Charles Way’s When We Were Wild is a thoughtful and timely parable for young and family audiences tempered by the winning charm of Paul Bosco Mc Eneaney’s intimate staging for Cahoots NI at Belfast’s The Mac.

A tale of two brothers once cloistered and close on the family farm, now grown up and apart, it is also a topical environmental polemic, an encouragement to its young spectators towards the wonders of the natural world around them, even if it is occasionally red in tooth and claw.

Way’s elliptical script never quite joins up all the dots to provide an immediately explicit message or moral, but it casts an enchanting and involving spell nonetheless. Playing for 55 minutes, it proves to be a surprisingly sophisticated and satisfying miniature.

John Paul Connolly and Ruairi Conaghan, veterans of the West End, Broadway, the RSC and National Theatre, are luxury casting as the siblings. Clinging to the family farm, reservoir of countless memories, Conaghan’s Jim finds a gruff poetry in the soil to which he is steadfastly rooted. Conscious of another world over the horizon, Connolly’s Pete departs to find a life elsewhere only to discover that he, too, is in debt to nature and the past. Their reconciliation following a catastrophic fire is written and played with touching understatement and is all the more poignant and persuasive for it.

The uncredited set—a bark-strewn floor betokening a fairy-tale wood, and a lonely piano doubling as a childhood wardrobe stuffed with memories waiting to be rediscovered—plays to Cahoots’ signature bending and blending of reality and fantasy. A notion inked in by Paul Hinchcliffe’s subtly evocative lighting cloaking proceedings in a hushed, crepuscular halo.

Helen Foan’s beautifully made puppets add their own indelible sense of magic and mystery to proceedings. She and fellow puppeteer Iris Schmid effortlessly steal scenes with each appearance of a cautious fox, a foraging badger, wild-eyed Collie and waddling ducklings. Two scenes stand out: the capture of a hapless field mouse by a predatory night-owl, and Jim’s first encounter with Pete’s two-year-old infant. Both are exquisitely realised, one with voyeuristic horror, the other with affecting tenderness.

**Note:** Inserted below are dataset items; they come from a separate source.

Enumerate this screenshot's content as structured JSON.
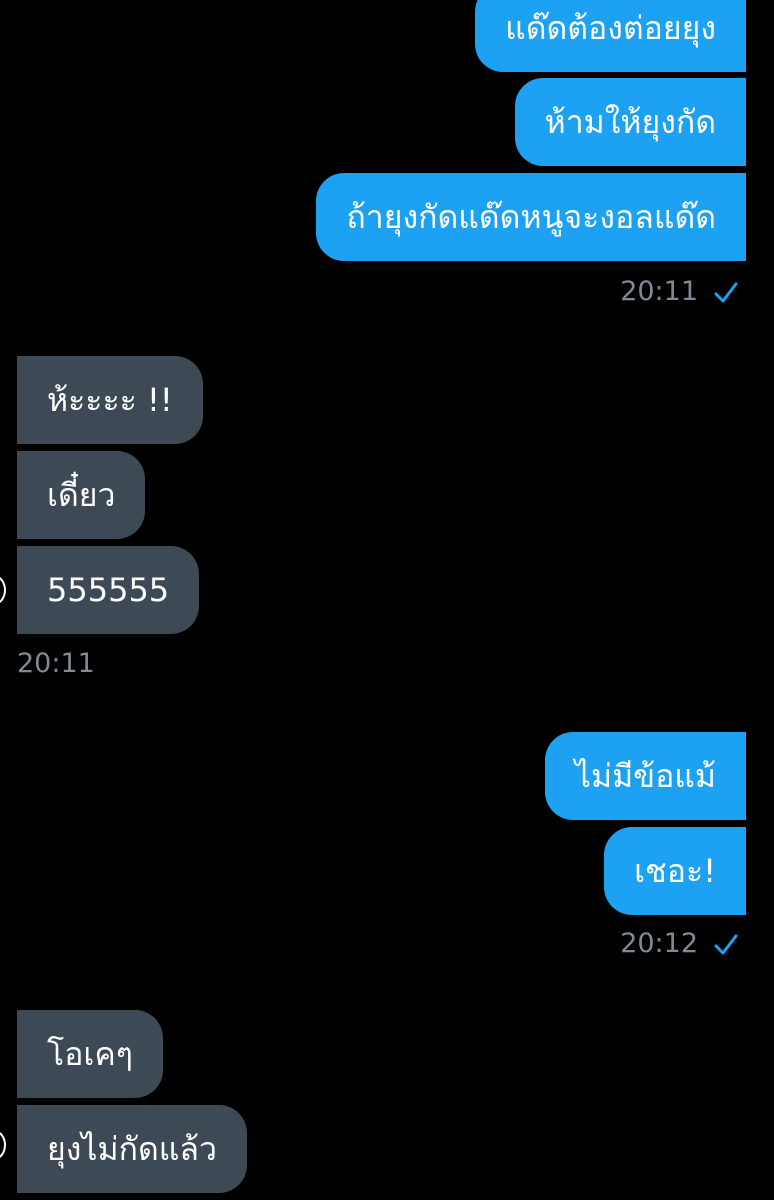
{
  "conversation": {
    "group1": {
      "messages": [
        "แด๊ดต้องต่อยยุง",
        "ห้ามให้ยุงกัด",
        "ถ้ายุงกัดแด๊ดหนูจะงอลแด๊ด"
      ],
      "time": "20:11",
      "status_icon": "check-icon"
    },
    "group2": {
      "messages": [
        "ห้ะะะะ !!",
        "เดี๋ยว",
        "555555"
      ],
      "time": "20:11"
    },
    "group3": {
      "messages": [
        "ไม่มีข้อแม้",
        "เชอะ!"
      ],
      "time": "20:12",
      "status_icon": "check-icon"
    },
    "group4": {
      "messages": [
        "โอเคๆ",
        "ยุงไม่กัดแล้ว"
      ]
    }
  },
  "colors": {
    "background": "#000000",
    "outgoing_bubble": "#1da1f2",
    "incoming_bubble": "#3d4a55",
    "timestamp": "#7e8b96",
    "check": "#1da1f2"
  }
}
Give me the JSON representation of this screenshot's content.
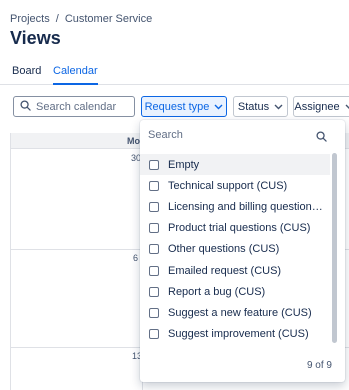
{
  "breadcrumb": {
    "project": "Projects",
    "separator": "/",
    "current": "Customer Service"
  },
  "page": {
    "title": "Views"
  },
  "tabs": [
    {
      "label": "Board",
      "active": false
    },
    {
      "label": "Calendar",
      "active": true
    }
  ],
  "toolbar": {
    "search": {
      "placeholder": "Search calendar",
      "icon": "search-icon"
    },
    "request_type_label": "Request type",
    "status_label": "Status",
    "assignee_label": "Assignee"
  },
  "calendar": {
    "day_header": "Mo",
    "dates": [
      "30",
      "6",
      "13"
    ]
  },
  "dropdown": {
    "search_placeholder": "Search",
    "options": [
      {
        "label": "Empty",
        "checked": false
      },
      {
        "label": "Technical support (CUS)",
        "checked": false
      },
      {
        "label": "Licensing and billing questions (C...",
        "checked": false
      },
      {
        "label": "Product trial questions (CUS)",
        "checked": false
      },
      {
        "label": "Other questions (CUS)",
        "checked": false
      },
      {
        "label": "Emailed request (CUS)",
        "checked": false
      },
      {
        "label": "Report a bug (CUS)",
        "checked": false
      },
      {
        "label": "Suggest a new feature (CUS)",
        "checked": false
      },
      {
        "label": "Suggest improvement (CUS)",
        "checked": false
      }
    ],
    "count": "9 of 9"
  },
  "colors": {
    "accent": "#0c66e4",
    "text": "#172b4d",
    "muted": "#44546f",
    "border": "#dfe1e6"
  }
}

Performed live and pre-recorded by Score Draw Music, Kyron Bourke’s mood-enhancing score—he also doubles as pianist and metamorphoses into a sly and knowing fox in human form—provides its own telling blend of lyricism, romance and drama.

Families with young children who have read Charles Mackesy’s The Boy, the Mole, the Fox and the Horse will find much to be enthralled by and to enjoy in When We Were Wild.